Here’s what I believe we can do to create cooperation and influence in both sectors:
- Make Voting a Corporate Holiday
We tend to emphasize and rally when it comes to voting for our President but what is equally important is what we do at a local level. We need to be as invested in voting for our local sheriffs and school board trustees as we are with our senators and presidents. Corporate America should be giving voting days off and encouraging all employees to vote at both the local and federal level. Many companies require service hours. Is there anything more important than our civic day to vote? Give employees this incentive to use those hours and take the day off to enact real change in order to reimagine how we police and serve our communities.
2. Corporate Retail Brands need to take the 15% Pledge
Fashion Designer, Aurora James has created a movement by asking large corporate retailers to rethink how they stock their shelves in order to help drive real economic change within the Black community. Black Americans make up 15% of the population but hold less than 3% of the nation’s total wealth. James created the 15% pledge asking retailers like Whole Foods and Target to commit a minimum of 15% of their shelves to black-owned businesses. So far Sephora is the first major retailer to accept this pledge.
3. Make Juneteenth a National and Corporate Holiday
Today, June 19th commemorates the ending of slavery in the United States. If we celebrate the 4th, we need to celebrate the 19th in order to drive awareness and understanding our history. We can’t celebrate the freedom of our nation without recognizing our atrocities that helped build this nation. Corporations have the ability to create ripple effects. We’ve seen large corporations like Salesforce and Google recently give this day off. The more corporations that follow suit help put the pressure on local and state governments to act which in turns influences the Federal level to considerate Juneteenth a national holiday too.

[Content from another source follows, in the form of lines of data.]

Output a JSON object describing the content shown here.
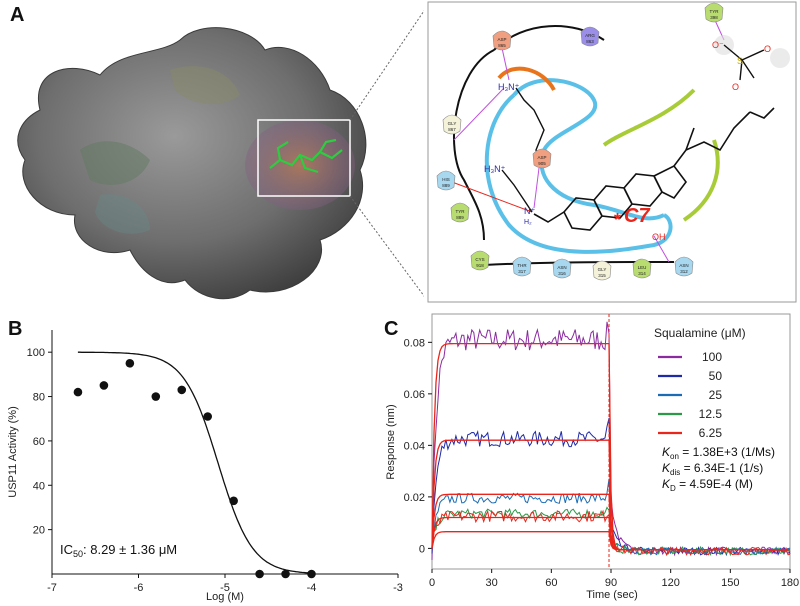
{
  "panels": {
    "a": "A",
    "b": "B",
    "c": "C"
  },
  "colors": {
    "surface": "#6e6e6e",
    "ligand": "#2ecc40",
    "pocket": "#a06a4a",
    "ligplot_border": "#999999",
    "curve": "#111111",
    "fit": "#e8261c",
    "c7": "#e8261c"
  },
  "ligplot": {
    "residues": [
      {
        "name": "ASP",
        "num": "865",
        "color": "#f0a080"
      },
      {
        "name": "ARG",
        "num": "863",
        "color": "#9a8ee8"
      },
      {
        "name": "TYR",
        "num": "398",
        "color": "#b8dc70"
      },
      {
        "name": "GLY",
        "num": "867",
        "color": "#f4f2d8"
      },
      {
        "name": "HIS",
        "num": "889",
        "color": "#a8d8f0"
      },
      {
        "name": "TYR",
        "num": "889",
        "color": "#b8dc70"
      },
      {
        "name": "ASP",
        "num": "905",
        "color": "#f0a080"
      },
      {
        "name": "CYS",
        "num": "918",
        "color": "#b8dc70"
      },
      {
        "name": "THR",
        "num": "317",
        "color": "#a8d8f0"
      },
      {
        "name": "ASN",
        "num": "316",
        "color": "#a8d8f0"
      },
      {
        "name": "GLY",
        "num": "315",
        "color": "#f4f2d8"
      },
      {
        "name": "LEU",
        "num": "314",
        "color": "#b8dc70"
      },
      {
        "name": "ASN",
        "num": "312",
        "color": "#a8d8f0"
      }
    ],
    "labels": {
      "nh3a": "H₃N⁺",
      "nh3b": "H₃N⁺",
      "nh2": "N⁺",
      "nh2sub": "H₂",
      "oh": "OH",
      "c7": "C7",
      "star": "*",
      "o1": "O⁻",
      "o2": "O",
      "o3": "O",
      "s": "S"
    }
  },
  "chart_data": [
    {
      "type": "scatter",
      "xlabel": "Log (M)",
      "ylabel": "USP11 Activity (%)",
      "xlim": [
        -7,
        -3
      ],
      "ylim": [
        0,
        110
      ],
      "xticks": [
        -7,
        -6,
        -5,
        -4,
        -3
      ],
      "xtick_labels": [
        "-7",
        "-6",
        "-5",
        "-4",
        "-3"
      ],
      "yticks": [
        20,
        40,
        60,
        80,
        100
      ],
      "ytick_labels": [
        "20",
        "40",
        "60",
        "80",
        "100"
      ],
      "points": [
        {
          "x": -6.7,
          "y": 82
        },
        {
          "x": -6.4,
          "y": 85
        },
        {
          "x": -6.1,
          "y": 95
        },
        {
          "x": -5.8,
          "y": 80
        },
        {
          "x": -5.5,
          "y": 83
        },
        {
          "x": -5.2,
          "y": 71
        },
        {
          "x": -4.9,
          "y": 33
        },
        {
          "x": -4.6,
          "y": 0
        },
        {
          "x": -4.3,
          "y": 0
        },
        {
          "x": -4.0,
          "y": 0
        }
      ],
      "fit": {
        "top": 100,
        "bottom": 0,
        "log_ic50": -5.08,
        "hill": 2.2,
        "x_range": [
          -6.7,
          -4.0
        ]
      },
      "annotation": {
        "prefix": "IC",
        "sub": "50",
        "text": ": 8.29 ± 1.36 μM"
      }
    },
    {
      "type": "line",
      "xlabel": "Time (sec)",
      "ylabel": "Response (nm)",
      "xlim": [
        0,
        180
      ],
      "ylim": [
        -0.008,
        0.091
      ],
      "xticks": [
        0,
        30,
        60,
        90,
        120,
        150,
        180
      ],
      "xtick_labels": [
        "0",
        "30",
        "60",
        "90",
        "120",
        "150",
        "180"
      ],
      "yticks": [
        0,
        0.02,
        0.04,
        0.06,
        0.08
      ],
      "ytick_labels": [
        "0",
        "0.02",
        "0.04",
        "0.06",
        "0.08"
      ],
      "dissociation_start": 89,
      "legend_title": "Squalamine (μM)",
      "legend_position": "top-right",
      "series": [
        {
          "name": "100",
          "color": "#8a2ca0",
          "plateau": 0.081,
          "fit_plateau": 0.0795,
          "noise": 0.0045,
          "spike": 0.005
        },
        {
          "name": "50",
          "color": "#1f2aa8",
          "plateau": 0.0425,
          "fit_plateau": 0.042,
          "noise": 0.003,
          "spike": 0.007
        },
        {
          "name": "25",
          "color": "#1b6cb5",
          "plateau": 0.0195,
          "fit_plateau": 0.021,
          "noise": 0.002,
          "spike": 0.006
        },
        {
          "name": "12.5",
          "color": "#2a9a48",
          "plateau": 0.0135,
          "fit_plateau": 0.012,
          "noise": 0.0018,
          "spike": 0.003
        },
        {
          "name": "6.25",
          "color": "#e8261c",
          "plateau": 0.0125,
          "fit_plateau": 0.0065,
          "noise": 0.0022,
          "spike": 0.002
        }
      ],
      "kinetics": [
        {
          "symbol": "K",
          "sub": "on",
          "text": " = 1.38E+3 (1/Ms)"
        },
        {
          "symbol": "K",
          "sub": "dis",
          "text": " = 6.34E-1 (1/s)"
        },
        {
          "symbol": "K",
          "sub": "D",
          "text": " = 4.59E-4 (M)"
        }
      ]
    }
  ]
}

4. Use Technology For Good
Innovation can drive societal change and create new habits. If you told me at the beginning of my career, I couldn’t fathom leaving my home without a phone in my pocket, I’d think you were crazy. Silicon Valley has the unique ability to use technology for good and intact and enable change by using AI to make us smarter, more inclusive and even less biased in our decision making. For example, RSquared is using innovative technology to obtain actionable insights into the state of the corporate workforce dynamics and culture. Their technology can provide insights into prevailing sentiments and even the progress of D&I initiatives within organizations. Companies can commit to hiring diverse personnel but how do they create unbiased transparency in this process? AI can be a powerful tool in removing human bias and the tendency to exclude what isn’t familiar or immediately known. The goal should never be to hire 1 or 2 folks of color but many across levels and departments. However, what is even more important is ensuring that talent is retained by producing a culture that allows all to thrive. Technology can quickly illuminate what needs to change and not only empower leaders to enact change but remain accountable.